Risk-free rate: Changes in the risk-free rate in general are negatively related to credit spreads. The theoretical explanation within the Merton (1974) framework proceeds as follows: First, a rising risk-free rate decreases the present value of expected future cash flows, i.e. the price of the put option decreases. Second, a rising risk-free rate tends to raise the expected growth rate of the firm value and hence a higher firm value becomes more likely. In turn, this implies a lower price of the put option on the firm value. Both effects decrease the costs of insurance against default, which implies a lower credit spread. We use the five-year swap rate because interest rate swaps are commonly seen as the market participants’ preferred measure of the risk-free rate (cf. Longstaff et al., 2005).

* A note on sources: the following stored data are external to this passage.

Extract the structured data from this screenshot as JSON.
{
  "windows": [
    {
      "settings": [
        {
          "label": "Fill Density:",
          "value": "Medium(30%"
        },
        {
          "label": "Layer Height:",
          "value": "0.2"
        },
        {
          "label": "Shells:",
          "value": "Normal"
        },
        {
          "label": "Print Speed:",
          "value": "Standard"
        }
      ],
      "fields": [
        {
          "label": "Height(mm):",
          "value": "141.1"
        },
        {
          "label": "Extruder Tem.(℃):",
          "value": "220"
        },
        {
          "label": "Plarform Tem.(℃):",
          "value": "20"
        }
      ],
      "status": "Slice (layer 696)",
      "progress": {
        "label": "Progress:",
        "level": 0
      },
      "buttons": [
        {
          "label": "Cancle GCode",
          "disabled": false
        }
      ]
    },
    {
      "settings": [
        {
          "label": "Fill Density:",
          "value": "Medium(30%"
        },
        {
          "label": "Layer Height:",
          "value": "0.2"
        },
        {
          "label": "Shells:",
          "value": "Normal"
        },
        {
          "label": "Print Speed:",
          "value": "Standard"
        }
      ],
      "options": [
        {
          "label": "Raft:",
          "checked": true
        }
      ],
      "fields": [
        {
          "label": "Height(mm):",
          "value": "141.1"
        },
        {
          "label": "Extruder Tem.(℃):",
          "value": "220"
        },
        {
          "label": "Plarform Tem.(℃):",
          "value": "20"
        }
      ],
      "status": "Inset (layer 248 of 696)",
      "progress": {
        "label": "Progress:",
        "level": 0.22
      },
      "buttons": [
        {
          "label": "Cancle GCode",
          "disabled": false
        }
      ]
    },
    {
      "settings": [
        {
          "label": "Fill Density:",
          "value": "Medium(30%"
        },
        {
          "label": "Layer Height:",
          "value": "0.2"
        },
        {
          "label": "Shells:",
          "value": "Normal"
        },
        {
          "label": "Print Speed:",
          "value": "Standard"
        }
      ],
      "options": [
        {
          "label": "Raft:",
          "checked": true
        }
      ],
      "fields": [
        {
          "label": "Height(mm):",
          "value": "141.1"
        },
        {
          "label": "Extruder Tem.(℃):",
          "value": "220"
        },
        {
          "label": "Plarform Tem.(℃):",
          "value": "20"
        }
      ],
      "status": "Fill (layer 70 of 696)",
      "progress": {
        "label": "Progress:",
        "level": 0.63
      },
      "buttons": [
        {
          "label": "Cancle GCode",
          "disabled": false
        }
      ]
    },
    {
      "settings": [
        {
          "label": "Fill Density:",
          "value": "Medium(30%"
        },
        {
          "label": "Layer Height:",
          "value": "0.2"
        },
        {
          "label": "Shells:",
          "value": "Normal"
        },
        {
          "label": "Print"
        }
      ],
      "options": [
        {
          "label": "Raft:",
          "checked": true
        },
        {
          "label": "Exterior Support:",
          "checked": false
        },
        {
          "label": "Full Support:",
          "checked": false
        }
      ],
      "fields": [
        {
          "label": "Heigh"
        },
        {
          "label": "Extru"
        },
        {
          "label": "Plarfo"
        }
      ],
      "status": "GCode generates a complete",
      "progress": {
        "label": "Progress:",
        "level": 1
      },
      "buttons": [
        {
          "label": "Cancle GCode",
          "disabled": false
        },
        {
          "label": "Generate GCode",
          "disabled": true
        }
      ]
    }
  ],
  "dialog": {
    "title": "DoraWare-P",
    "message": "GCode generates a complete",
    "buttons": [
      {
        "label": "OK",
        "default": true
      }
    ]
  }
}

Slope of the yield curve: In the Longstaff and Schwarz (1995) structural credit risk model with stochastic interest rates, a rising slope of the term structure lowers credit spreads. In this model, in the long run, the short rate converges to the long rate. Hence an increasing slope of the term structure should lead to an increase in the expected future spot rate. This in turn, will decrease credit spreads through its effect on the drift of the asset value process. We define the slope of the term structure as the difference between the ten-year and the one-year euro and US dollar swap rates, respectively.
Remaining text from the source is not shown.